The rapid development of generative AI has radically changed the products of tech giants. Most of the new features are processed on remote servers, since mobile devices have very limited computing resources. However, Google is ready to give developers the opportunity to access local AI — that is, running directly on the device.
Google has quietly published documentation on new advanced AI capabilities that developers can take advantage of: the updated ML Kit SDK has API support for generative AI features based on the local Gemini Nano language model. It is built on the AI Core platform, like the experimental Edge AI SDK, but is intended to connect to an existing model with a given set of features that developers can easily implement.
With ML Kit, applications will have features such as text summaries, editing, reformulation, and image description — all without sending data to the cloud.
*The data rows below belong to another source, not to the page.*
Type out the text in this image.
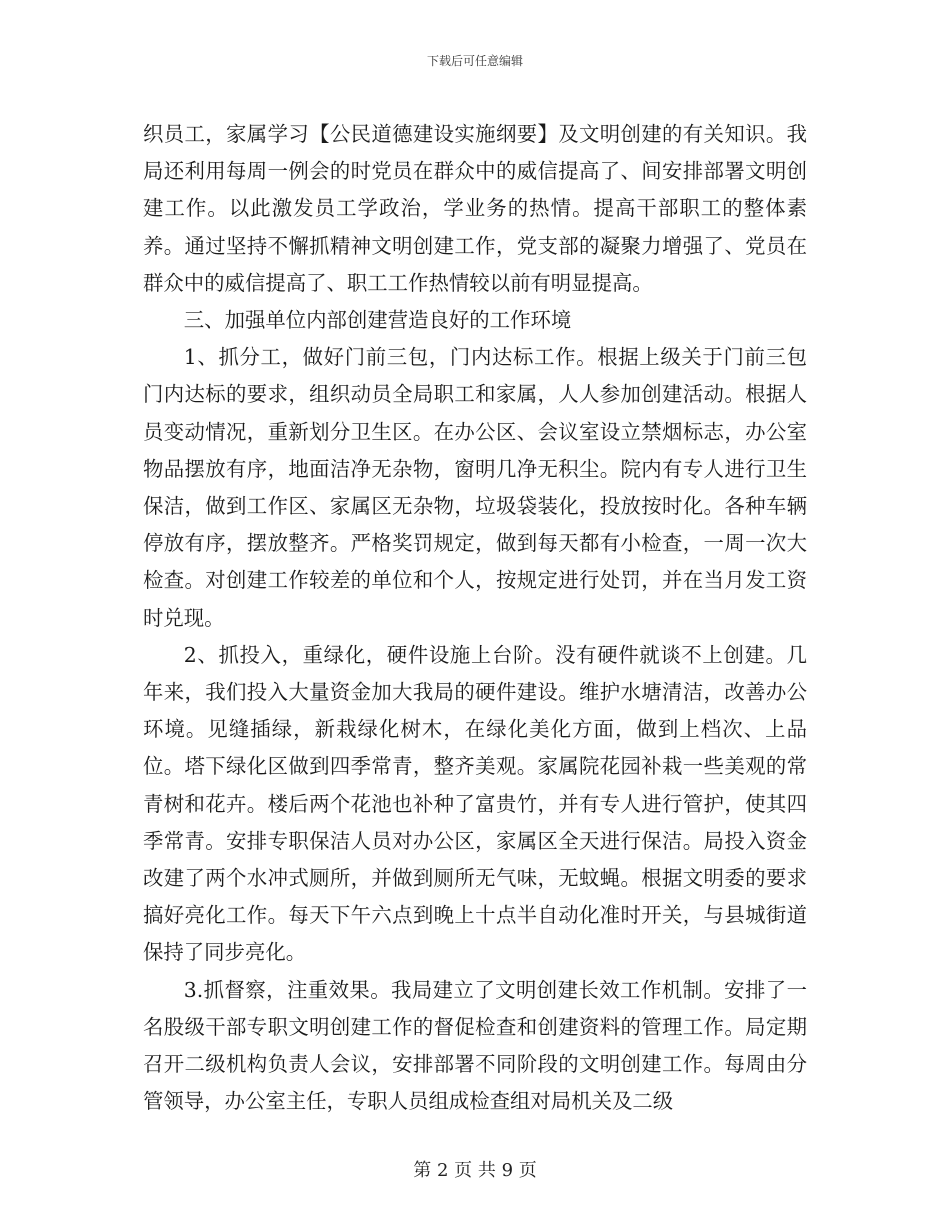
下载后可任意编辑

织员工，家属学习【公民道德建设实施纲要】及文明创建的有关知识。我局还利用每周一例会的时党员在群众中的威信提高了、间安排部署文明创建工作。以此激发员工学政治，学业务的热情。提高干部职工的整体素养。通过坚持不懈抓精神文明创建工作，党支部的凝聚力增强了、党员在群众中的威信提高了、职工工作热情较以前有明显提高。

三、加强单位内部创建营造良好的工作环境

1、抓分工，做好门前三包，门内达标工作。根据上级关于门前三包门内达标的要求，组织动员全局职工和家属，人人参加创建活动。根据人员变动情况，重新划分卫生区。在办公区、会议室设立禁烟标志，办公室物品摆放有序，地面洁净无杂物，窗明几净无积尘。院内有专人进行卫生保洁，做到工作区、家属区无杂物，垃圾袋装化，投放按时化。各种车辆停放有序，摆放整齐。严格奖罚规定，做到每天都有小检查，一周一次大检查。对创建工作较差的单位和个人，按规定进行处罚，并在当月发工资时兑现。

2、抓投入，重绿化，硬件设施上台阶。没有硬件就谈不上创建。几年来，我们投入大量资金加大我局的硬件建设。维护水塘清洁，改善办公环境。见缝插绿，新栽绿化树木，在绿化美化方面，做到上档次、上品位。塔下绿化区做到四季常青，整齐美观。家属院花园补栽一些美观的常青树和花卉。楼后两个花池也补种了富贵竹，并有专人进行管护，使其四季常青。安排专职保洁人员对办公区，家属区全天进行保洁。局投入资金改建了两个水冲式厕所，并做到厕所无气味，无蚊蝇。根据文明委的要求搞好亮化工作。每天下午六点到晚上十点半自动化准时开关，与县城街道保持了同步亮化。

3.抓督察，注重效果。我局建立了文明创建长效工作机制。安排了一名股级干部专职文明创建工作的督促检查和创建资料的管理工作。局定期召开二级机构负责人会议，安排部署不同阶段的文明创建工作。每周由分管领导，办公室主任，专职人员组成检查组对局机关及二级

第 2 页 共 9 页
However, the local Gemini Nano model is significantly inferior to the cloud model in terms of its capabilities, so you will have to put up with some, sometimes significant, limitations. For example, text summaries can contain no more than three points, and image descriptions are only available in English. The quality of the results can also vary depending on the version of Gemini Nano installed on the phone. The standard Gemini Nano XS takes up about 100 MB, and the Gemini Nano XXS, installed, for example, on the Google Pixel 9a smartphone, is four times smaller, works only with text, and has a much smaller context window.
The Gemini Nano model is already used on Pixel devices, as well as on OnePlus 13, Samsung Galaxy S25 and Xiaomi 15 smartphones. Their number will likely grow, as will the number of applications with local generative AI functions. Documentation for developers is already available, and the company is expected to talk more about this project at the Google I/O conference. One of the sessions is called: “Gemini Nano on Android: Developing with Generative AI on-device.”
Local AI Integration and Developer Support
Until recently, working with local generative AI on mobile devices was a difficult task. The experimental Edge AI SDK opens up access to hardware acceleration (NPU) for running models, but only works with Pixel 9 devices and is limited to text only. Qualcomm and MediaTek also offer their own APIs for running AI workloads, but their capabilities vary from device to device, which makes their use in long-term projects risky. In addition, running your own AI model requires a lot of preparation, so the new APIs will significantly simplify and speed up the implementation of local AI.
The emergence of an API for connecting to the Gemini Nano will provide some unification of approaches to mobile AI, though it’s clear that this initiative will not be a panacea — many smartphones do not yet have sufficient computing power for such tasks. Despite this, it marks a clear step forward in local AI accessibility. Most users will likely prefer not to transfer their personal data to remote servers, and this shift enables more private and potentially faster AI processing.
Privacy Benefits and Practical Use Cases
Despite the limited capabilities of local models on mobile devices, this is a bright example of the practical usefulness of AI. There are already some illustrative examples of how local AI can work in practice. Google Pixel Screenshots processes screenshots directly on the smartphone, and notification summaries on the Motorola Razr Ultra are generated without using the cloud — although the basic version of the Razr still accesses remote servers.
This move toward local AI aligns with growing user demand for more secure and private data handling. It also opens up new potential for app developers who want to integrate generative AI functionality without relying on cloud services. The Gemini Nano model — though restricted in scope compared to its cloud counterpart — provides enough basic functionality to make local AI implementation feasible, notes NIX Solutions.
We’ll keep you updated as more integrations become available and the ecosystem continues to evolve. As more devices become capable of supporting these models and as SDKs become more standardized, local AI may shift from an experimental feature to a foundational element of the mobile user experience.